I'm working on a function that searches an array filled with objects (each one has strings, numbers, etc...).

My function

function findPlayer(array, playerToFind){
$.each(array, function(index, el) {
    console.log(el);
    if(el.user_id === playerToFind){
        return el;
    }
}); }

I'm calling it like this (when a button is clicked) I've already checked that $(this).text contains the string value I want. That string is somewhere in the arrayWithData and I want the full object.

var player = findPlayer(arrayWithData,$(this).text());
    console.log(player);

But "undefined" is returned. Why? Thanks in advance.

Answer 1

Because findPlayer is calling .each() and the return statement is in the callback you pass to .each() , you're only returning from the callback, not the original function.

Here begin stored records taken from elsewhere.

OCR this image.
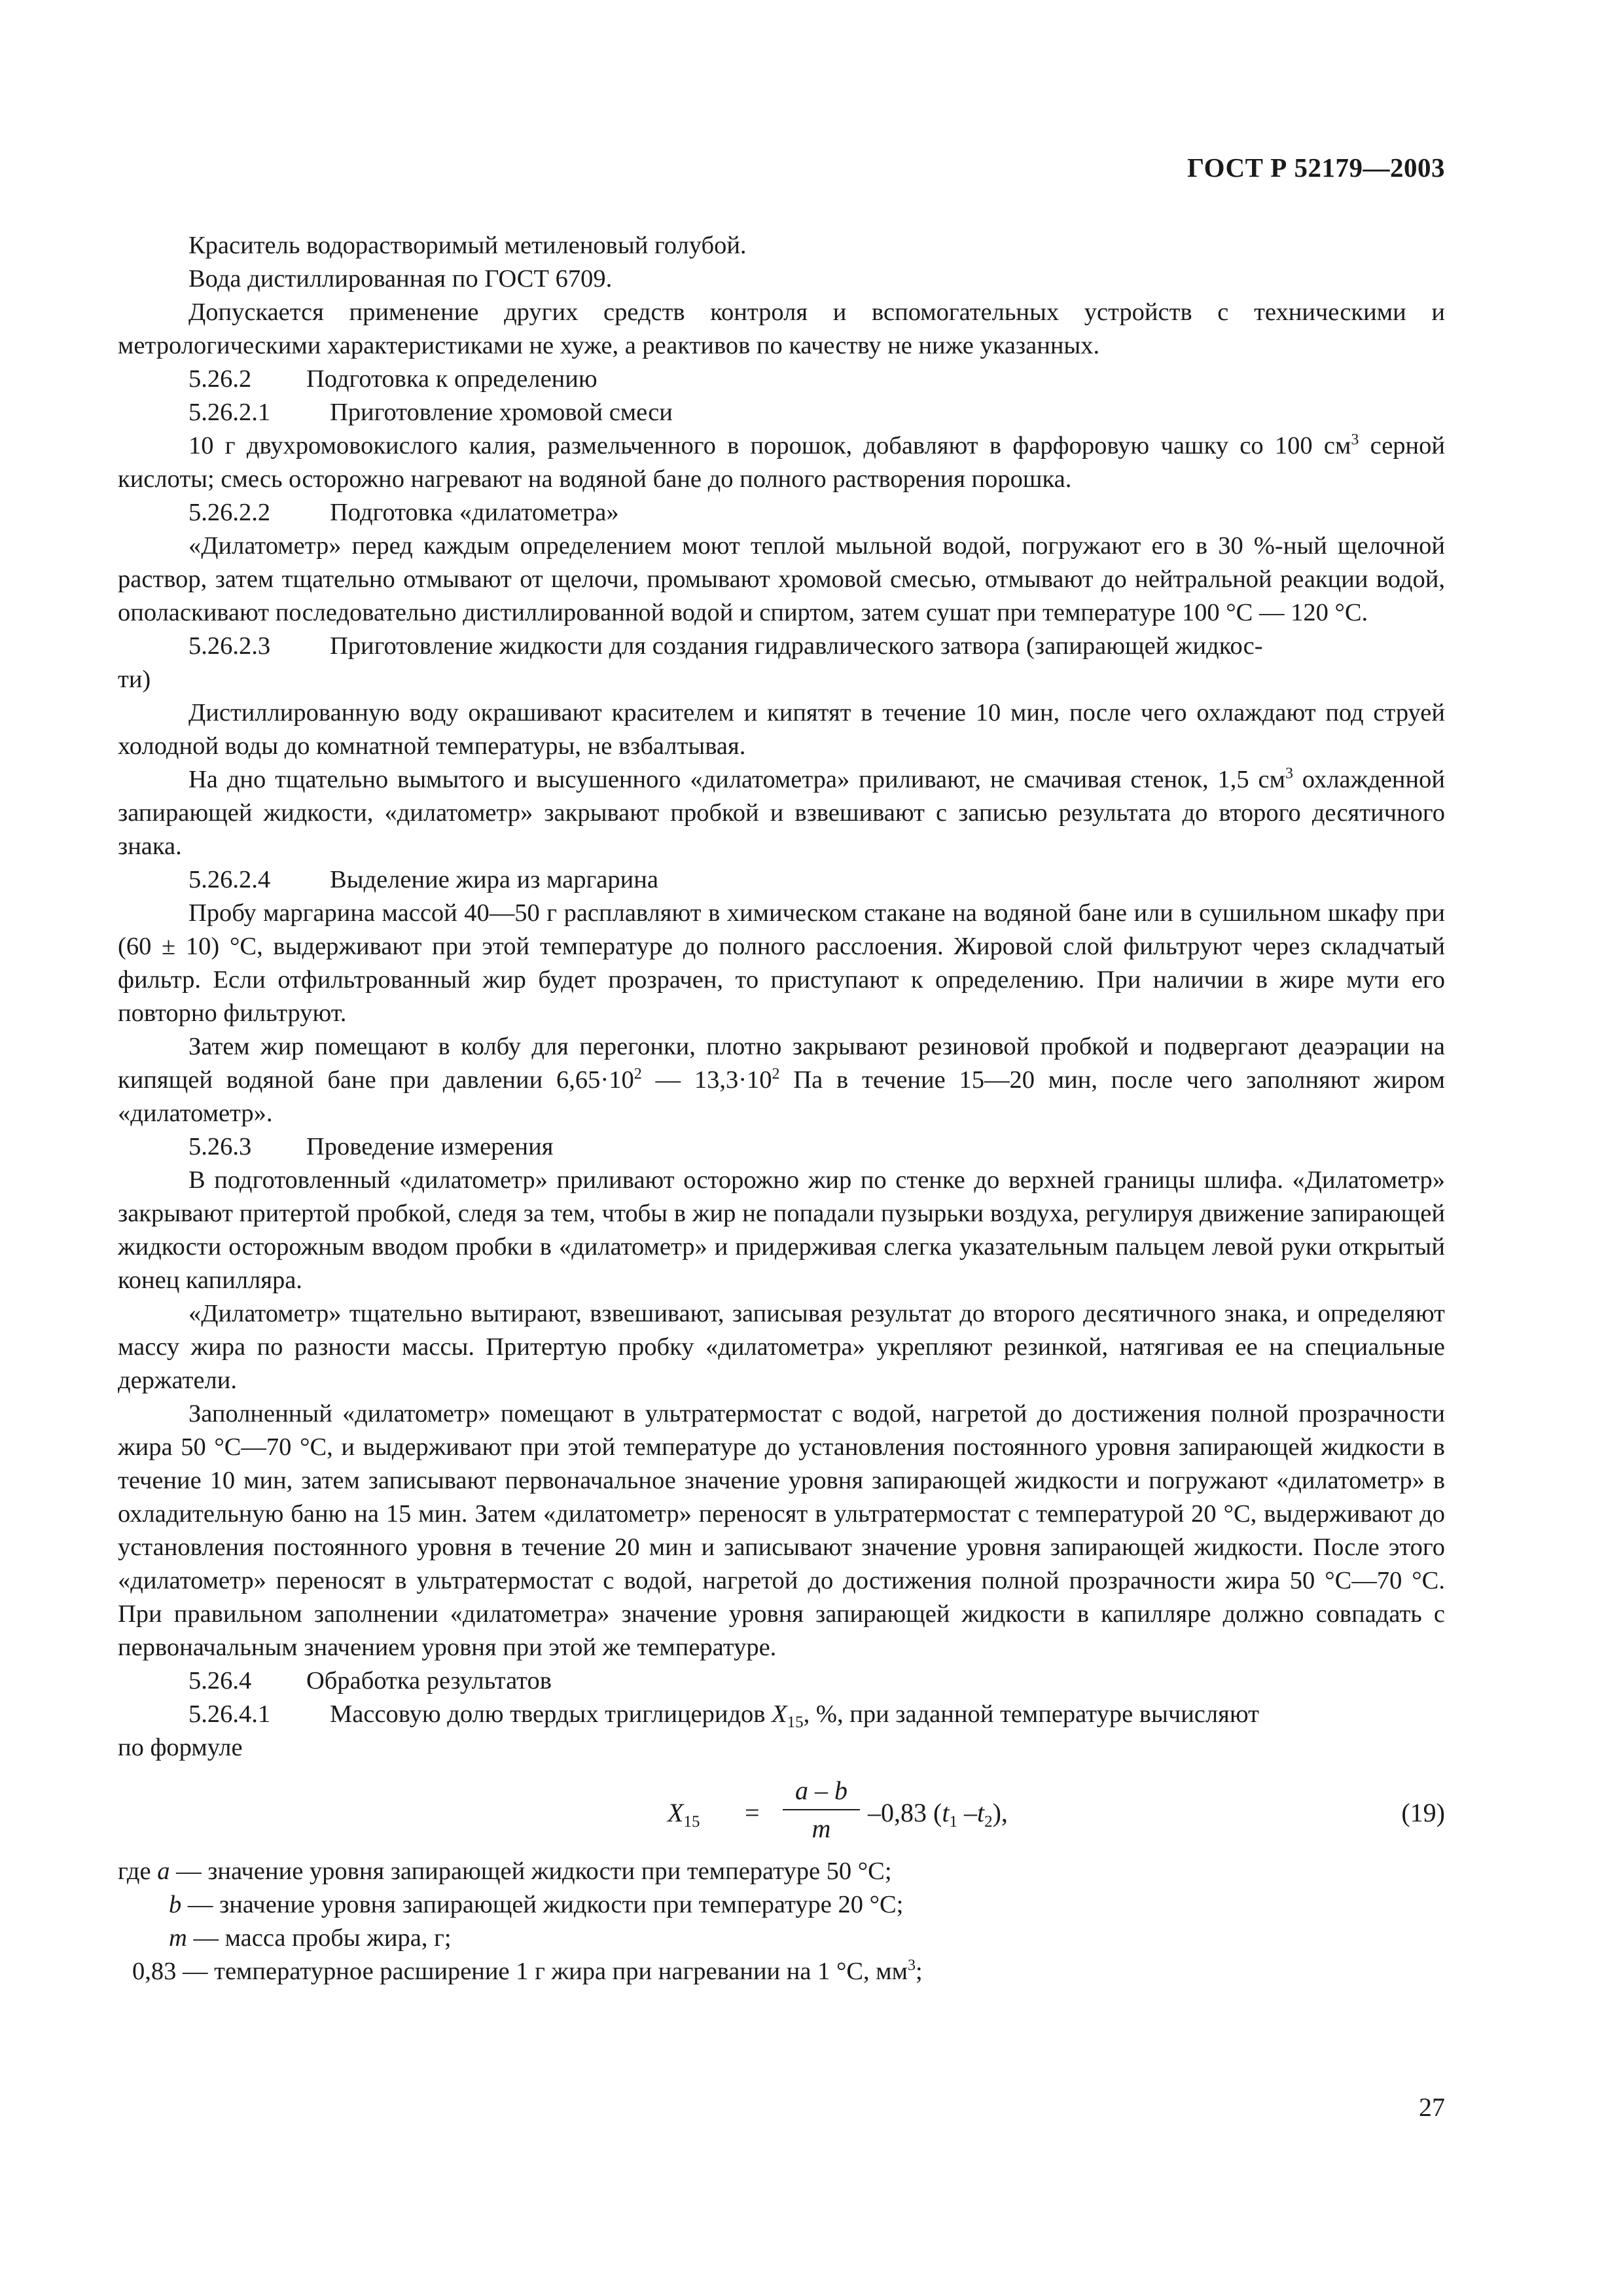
ГОСТ Р 52179—2003

Краситель водорастворимый метиленовый голубой.

Вода дистиллированная по ГОСТ 6709.

Допускается применение других средств контроля и вспомогательных устройств с техническими и метрологическими характеристиками не хуже, а реактивов по качеству не ниже указанных.

5.26.2 Подготовка к определению

5.26.2.1 Приготовление хромовой смеси

10 г двухромовокислого калия, размельченного в порошок, добавляют в фарфоровую чашку со 100 $см^3$ серной кислоты; смесь осторожно нагревают на водяной бане до полного растворения порошка.

5.26.2.2 Подготовка «дилатометра»

«Дилатометр» перед каждым определением моют теплой мыльной водой, погружают его в 30 %-ный щелочной раствор, затем тщательно отмывают от щелочи, промывают хромовой смесью, отмывают до нейтральной реакции водой, ополаскивают последовательно дистиллированной водой и спиртом, затем сушат при температуре 100 °С — 120 °С.

5.26.2.3 Приготовление жидкости для создания гидравлического затвора (запирающей жидкос-

ти)

Дистиллированную воду окрашивают красителем и кипятят в течение 10 мин, после чего охлаждают под струей холодной воды до комнатной температуры, не взбалтывая.

На дно тщательно вымытого и высушенного «дилатометра» приливают, не смачивая стенок, 1,5 $см^3$ охлажденной запирающей жидкости, «дилатометр» закрывают пробкой и взвешивают с записью результата до второго десятичного знака.

5.26.2.4 Выделение жира из маргарина

Пробу маргарина массой 40—50 г расплавляют в химическом стакане на водяной бане или в сушильном шкафу при (60 ± 10) °С, выдерживают при этой температуре до полного расслоения. Жировой слой фильтруют через складчатый фильтр. Если отфильтрованный жир будет прозрачен, то приступают к определению. При наличии в жире мути его повторно фильтруют.

Затем жир помещают в колбу для перегонки, плотно закрывают резиновой пробкой и подвергают деаэрации на кипящей водяной бане при давлении $6,65\cdot 10^2$ — $13,3\cdot 10^2$ Па в течение 15—20 мин, после чего заполняют жиром «дилатометр».

5.26.3 Проведение измерения

В подготовленный «дилатометр» приливают осторожно жир по стенке до верхней границы шлифа. «Дилатометр» закрывают притертой пробкой, следя за тем, чтобы в жир не попадали пузырьки воздуха, регулируя движение запирающей жидкости осторожным вводом пробки в «дилатометр» и придерживая слегка указательным пальцем левой руки открытый конец капилляра.

«Дилатометр» тщательно вытирают, взвешивают, записывая результат до второго десятичного знака, и определяют массу жира по разности массы. Притертую пробку «дилатометра» укрепляют резинкой, натягивая ее на специальные держатели.

Заполненный «дилатометр» помещают в ультратермостат с водой, нагретой до достижения полной прозрачности жира 50 °С—70 °С, и выдерживают при этой температуре до установления постоянного уровня запирающей жидкости в течение 10 мин, затем записывают первоначальное значение уровня запирающей жидкости и погружают «дилатометр» в охладительную баню на 15 мин. Затем «дилатометр» переносят в ультратермостат с температурой 20 °С, выдерживают до установления постоянного уровня в течение 20 мин и записывают значение уровня запирающей жидкости. После этого «дилатометр» переносят в ультратермостат с водой, нагретой до достижения полной прозрачности жира 50 °С—70 °С. При правильном заполнении «дилатометра» значение уровня запирающей жидкости в капилляре должно совпадать с первоначальным значением уровня при этой же температуре.

5.26.4 Обработка результатов

5.26.4.1 Массовую долю твердых триглицеридов $X_{15}$, %, при заданной температуре вычисляют

по формуле

$X_{15}$ =
a – b
m
–0,83 ($t_1$ $-t_2$),	(19)

где a — значение уровня запирающей жидкости при температуре 50 °С;

b — значение уровня запирающей жидкости при температуре 20 °С;

m — масса пробы жира, г;

0,83 — температурное расширение 1 г жира при нагревании на 1 °С, $мм^3$;

27
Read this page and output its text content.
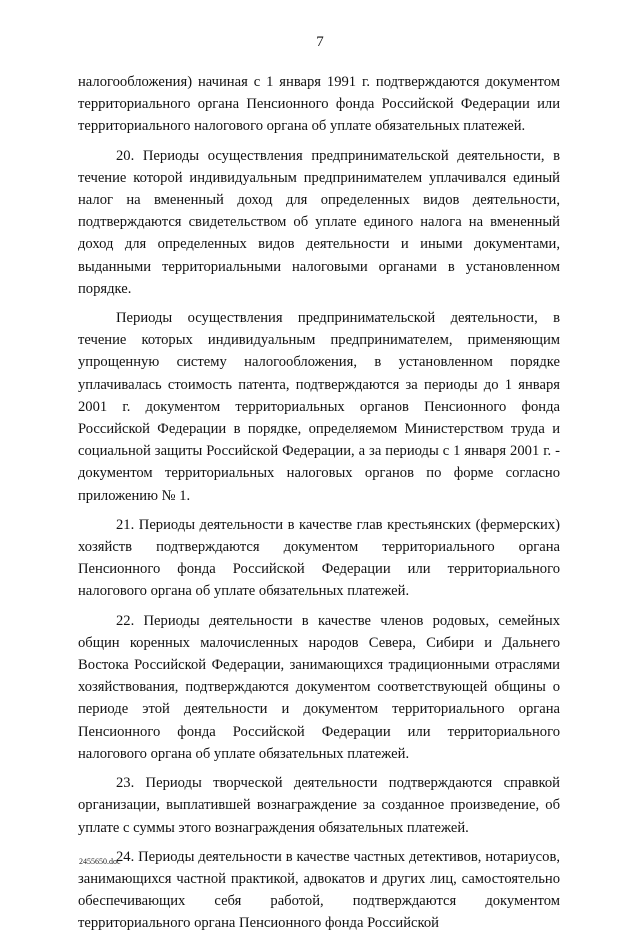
7

налогообложения) начиная с 1 января 1991 г. подтверждаются документом территориального органа Пенсионного фонда Российской Федерации или территориального налогового органа об уплате обязательных платежей.

20. Периоды осуществления предпринимательской деятельности, в течение которой индивидуальным предпринимателем уплачивался единый налог на вмененный доход для определенных видов деятельности, подтверждаются свидетельством об уплате единого налога на вмененный доход для определенных видов деятельности и иными документами, выданными территориальными налоговыми органами в установленном порядке.

Периоды осуществления предпринимательской деятельности, в течение которых индивидуальным предпринимателем, применяющим упрощенную систему налогообложения, в установленном порядке уплачивалась стоимость патента, подтверждаются за периоды до 1 января 2001 г. документом территориальных органов Пенсионного фонда Российской Федерации в порядке, определяемом Министерством труда и социальной защиты Российской Федерации, а за периоды с 1 января 2001 г. - документом территориальных налоговых органов по форме согласно приложению № 1.

21. Периоды деятельности в качестве глав крестьянских (фермерских) хозяйств подтверждаются документом территориального органа Пенсионного фонда Российской Федерации или территориального налогового органа об уплате обязательных платежей.

22. Периоды деятельности в качестве членов родовых, семейных общин коренных малочисленных народов Севера, Сибири и Дальнего Востока Российской Федерации, занимающихся традиционными отраслями хозяйствования, подтверждаются документом соответствующей общины о периоде этой деятельности и документом территориального органа Пенсионного фонда Российской Федерации или территориального налогового органа об уплате обязательных платежей.

23. Периоды творческой деятельности подтверждаются справкой организации, выплатившей вознаграждение за созданное произведение, об уплате с суммы этого вознаграждения обязательных платежей.

24. Периоды деятельности в качестве частных детективов, нотариусов, занимающихся частной практикой, адвокатов и других лиц, самостоятельно обеспечивающих себя работой, подтверждаются документом территориального органа Пенсионного фонда Российской

2455650.doc
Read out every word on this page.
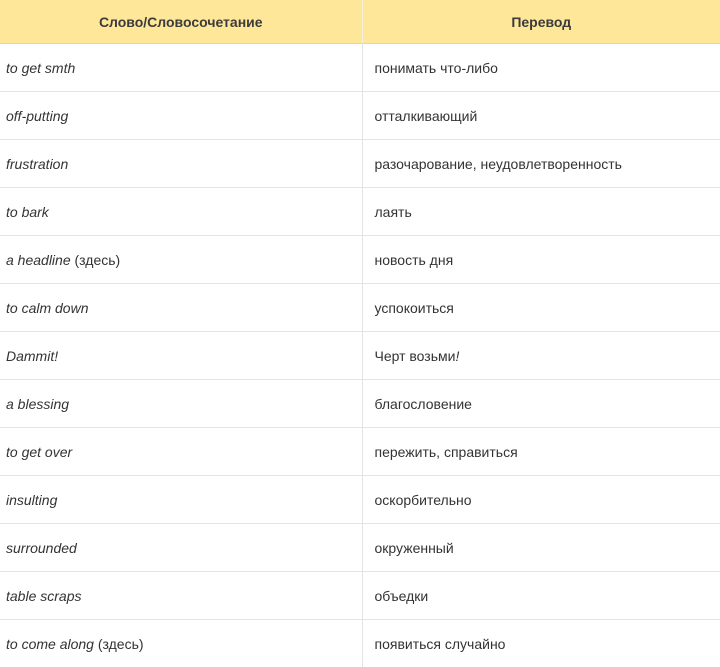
Слово/Словосочетание	Перевод
to get smth	понимать что-либо
off-putting	отталкивающий
frustration	разочарование, неудовлетворенность
to bark	лаять
a headline (здесь)	новость дня
to calm down	успокоиться
Dammit!	Черт возьми!
a blessing	благословение
to get over	пережить, справиться
insulting	оскорбительно
surrounded	окруженный
table scraps	объедки
to come along (здесь)	появиться случайно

Remember, you're passing the callback to jQuery, and jQuery is invoking it for you on every iteration, which means jQuery internally is receiving the value from your return statement.

Since you're abstracting the search operation behind the findPlayer anyway, I'd ditch .each() and just use a regular loop.

function findPlayer(array, playerToFind){
    for (var i=0; i < array.length; i++)
        if(array[i].user_id === playerToFind)
            return array[i];
}

Will be faster this way too.

---

Note that in ECMAScript 6, you'll be able to use the .find() method.

function findPlayer(array, playerToFind){
    return array.find(function(el) {
        return el.user_id === playerToFind;
    });
}

Both of these solutions have the advantage of both being native and short circuiting the loop.

Answer 2

findPlayer returns undefined because you don't have it returning any value.

You could modify the function to be closer to this:

function findPlayer(array, playerToFind) {
  var foundPlayer;

  $.each(array, function(index, el) {
      if (el.user_id === playerToFind) {
        foundPlayer = el;
        return false;
      }
  }); 

  return foundPlayer;
}

Personally I probably wouldn't do this, instead I'd either just simply iterate with a for loop, or use something like lodash/underscore's find method.